Africa and Other Summer Public Interest Law International Field Placements
In addition to the full semester externships taken for credit through the International Justice and Conflict Resolution Field Placement, students may elect to intern in the summers in Africa and other countries as part of the school's summer public interest law program
For more information on Washington University Law’s International programs, click here.
Africa Public Interest Law & Conflict Resolution Initiative
The Africa Public Interest Law & Conflict Resolution Initiative is a student and faculty project developed in 2002, coordinated by Professor Karen Tokarz, Director, Negotiation and Dispute Resolution Program, to advance human rights, conflict resolution, and access to justice in Africa; to foster study, research, and professional experiences in Africa for Washington University Law students and faculty; and to offer educational programs on Africa at the School of Law. [view brochure]

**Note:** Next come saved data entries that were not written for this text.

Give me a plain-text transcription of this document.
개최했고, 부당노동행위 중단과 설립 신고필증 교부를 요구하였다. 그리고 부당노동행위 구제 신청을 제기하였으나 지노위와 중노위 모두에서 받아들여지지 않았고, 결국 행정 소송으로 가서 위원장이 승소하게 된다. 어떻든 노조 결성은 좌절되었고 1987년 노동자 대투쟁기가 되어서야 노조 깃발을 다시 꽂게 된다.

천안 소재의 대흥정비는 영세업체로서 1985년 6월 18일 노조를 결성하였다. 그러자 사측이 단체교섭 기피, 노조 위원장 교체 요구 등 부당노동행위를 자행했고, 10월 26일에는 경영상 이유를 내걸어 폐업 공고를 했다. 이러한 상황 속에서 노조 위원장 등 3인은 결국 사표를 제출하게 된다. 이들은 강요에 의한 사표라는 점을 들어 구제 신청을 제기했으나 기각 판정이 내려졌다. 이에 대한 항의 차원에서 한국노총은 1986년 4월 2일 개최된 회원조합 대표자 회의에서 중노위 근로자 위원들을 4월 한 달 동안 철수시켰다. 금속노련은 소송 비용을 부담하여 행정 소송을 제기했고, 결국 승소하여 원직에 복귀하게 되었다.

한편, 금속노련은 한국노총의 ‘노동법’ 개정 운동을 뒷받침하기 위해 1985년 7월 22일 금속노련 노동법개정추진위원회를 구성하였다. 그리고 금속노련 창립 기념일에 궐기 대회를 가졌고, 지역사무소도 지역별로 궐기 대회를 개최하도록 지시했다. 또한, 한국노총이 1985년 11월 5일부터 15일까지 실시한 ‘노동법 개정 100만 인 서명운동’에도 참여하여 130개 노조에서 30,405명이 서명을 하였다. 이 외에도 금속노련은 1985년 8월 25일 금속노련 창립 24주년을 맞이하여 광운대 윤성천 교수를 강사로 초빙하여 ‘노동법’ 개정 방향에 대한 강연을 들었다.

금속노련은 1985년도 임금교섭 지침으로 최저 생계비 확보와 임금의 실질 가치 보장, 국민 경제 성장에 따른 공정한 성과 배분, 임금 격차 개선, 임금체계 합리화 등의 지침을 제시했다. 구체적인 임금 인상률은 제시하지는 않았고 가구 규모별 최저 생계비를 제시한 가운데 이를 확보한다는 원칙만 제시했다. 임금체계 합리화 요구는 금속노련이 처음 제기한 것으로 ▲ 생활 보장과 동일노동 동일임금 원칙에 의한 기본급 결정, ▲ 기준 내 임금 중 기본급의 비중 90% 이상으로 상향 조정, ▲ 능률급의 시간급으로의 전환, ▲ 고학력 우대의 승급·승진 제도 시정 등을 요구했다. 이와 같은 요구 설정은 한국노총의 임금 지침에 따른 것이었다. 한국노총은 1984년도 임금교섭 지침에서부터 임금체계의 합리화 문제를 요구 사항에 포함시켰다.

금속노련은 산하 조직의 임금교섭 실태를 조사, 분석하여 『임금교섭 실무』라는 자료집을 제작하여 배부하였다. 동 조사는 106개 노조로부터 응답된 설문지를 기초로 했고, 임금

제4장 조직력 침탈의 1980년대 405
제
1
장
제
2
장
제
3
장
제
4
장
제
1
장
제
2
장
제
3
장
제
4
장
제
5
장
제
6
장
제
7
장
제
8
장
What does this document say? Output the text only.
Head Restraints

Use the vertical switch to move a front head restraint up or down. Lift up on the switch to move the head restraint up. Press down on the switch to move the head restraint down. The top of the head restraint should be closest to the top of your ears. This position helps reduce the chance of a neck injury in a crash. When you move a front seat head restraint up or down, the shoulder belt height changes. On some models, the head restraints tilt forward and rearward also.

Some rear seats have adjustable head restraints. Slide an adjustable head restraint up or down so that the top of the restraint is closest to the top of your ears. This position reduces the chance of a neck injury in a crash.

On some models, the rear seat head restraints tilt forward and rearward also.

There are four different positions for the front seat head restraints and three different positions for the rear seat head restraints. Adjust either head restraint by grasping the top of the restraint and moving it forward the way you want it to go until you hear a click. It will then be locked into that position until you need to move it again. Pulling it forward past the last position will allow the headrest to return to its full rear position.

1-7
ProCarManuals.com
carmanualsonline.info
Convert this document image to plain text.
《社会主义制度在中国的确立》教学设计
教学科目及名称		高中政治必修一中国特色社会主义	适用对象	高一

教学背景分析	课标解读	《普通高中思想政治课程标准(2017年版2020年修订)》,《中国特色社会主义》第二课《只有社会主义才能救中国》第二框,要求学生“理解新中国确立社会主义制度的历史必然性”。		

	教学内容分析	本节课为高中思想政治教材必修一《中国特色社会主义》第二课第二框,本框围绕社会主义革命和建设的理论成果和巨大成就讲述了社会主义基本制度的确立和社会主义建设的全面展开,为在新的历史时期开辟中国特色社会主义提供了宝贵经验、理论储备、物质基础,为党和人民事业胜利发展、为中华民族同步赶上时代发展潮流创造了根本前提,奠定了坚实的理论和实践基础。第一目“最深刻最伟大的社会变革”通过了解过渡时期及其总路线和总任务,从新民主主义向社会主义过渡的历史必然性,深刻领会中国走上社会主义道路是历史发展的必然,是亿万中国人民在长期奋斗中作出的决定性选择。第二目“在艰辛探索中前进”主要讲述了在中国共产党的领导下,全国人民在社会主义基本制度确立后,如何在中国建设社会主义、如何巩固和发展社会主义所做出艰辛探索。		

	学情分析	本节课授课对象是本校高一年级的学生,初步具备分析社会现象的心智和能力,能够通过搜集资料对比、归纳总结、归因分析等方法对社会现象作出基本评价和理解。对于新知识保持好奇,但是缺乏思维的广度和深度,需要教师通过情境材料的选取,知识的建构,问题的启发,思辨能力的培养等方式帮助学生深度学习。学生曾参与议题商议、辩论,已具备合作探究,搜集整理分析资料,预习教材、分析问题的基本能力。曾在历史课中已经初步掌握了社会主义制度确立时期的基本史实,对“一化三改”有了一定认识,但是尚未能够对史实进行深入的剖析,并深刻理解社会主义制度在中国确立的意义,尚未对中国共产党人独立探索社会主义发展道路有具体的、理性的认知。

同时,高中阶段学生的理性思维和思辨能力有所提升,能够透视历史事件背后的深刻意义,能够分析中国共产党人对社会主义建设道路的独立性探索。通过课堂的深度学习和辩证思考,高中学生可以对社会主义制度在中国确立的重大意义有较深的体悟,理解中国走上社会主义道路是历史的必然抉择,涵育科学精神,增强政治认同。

Since summer 2002, over 120 Washington University Law students have worked or studied in Africa with assistance from Professor Tokarz. Students have interned for ten weeks in the summer for legal aid and public interest law organizations, and courts and tribunals in Africa. In their placements, students engage in client interviewing and counseling, community education, negotiation and dispute resolution, human rights research and policy reporting, prison visits, trial preparation, and/or appellate brief writing. Professors Tokarz, Sadat, and Peil also assist students interested in interning in other countries.
Recent field placements include:
- Legal Aid Board in Durban, South Africa, which provides legal assistance on civil and criminal matters to indigent individuals in South Africa.
- Lawyers for Human Rights in Durban, South Africa, which provides legal services and policy research for refugees and immigrants.
- Legal Resource Centre in Accra, Ghana, which works with communities to ensure human rights, social progress, and economic development, especially in the areas of civil liberties, health, employment, education, and housing.
- United Nations International Criminal Tribunal for Rwanda in Arusha, Tanzania, which was established for the prosecution of persons responsible for genocide and other violations of the international humanitarian law committee in Rwanda.
- Offices of Prosecutor, Defense, and Civil Parties of the Extraordinary Chambers in the Courts of Cambodia (ECCC) in Phnom Penh, the tribunal charged with prosecuting crimes committed during that country’s Khmer Rouge era.
- Intellectual Property Court in Taiwan.
- United Nations Inter-Agency Project on Human Trafficking (UNIAP) in Bangkok, Thailand.
The Career Services Office and the Office of International Programs provide support for students working and studying abroad. The Whitney R. Harris World Law Institute’s Dagen-Legomsky Fellowship program also supports students who work and study abroad. In the summer of 2011, recipients of this fellowship worked with The Netherlands School of Human Rights Research and the International Criminal Tribunal for Rwanda. In the summer of 2010, recipients of this fellowship worked with the Office of Defense of the Extraordinary Chambers in the Courts of Cambodia and the European Council on Refugees and Asylees in Brussels. In the summer of 2009, recipients of this Fellowship worked with the Church of Northern India in Nagpur, a non-profit dedicated to the prevention and punishment of human trafficking and the advancement of human rights, and with the Mekong Region Law Center in Bangkok, Thailand on human trafficking issues.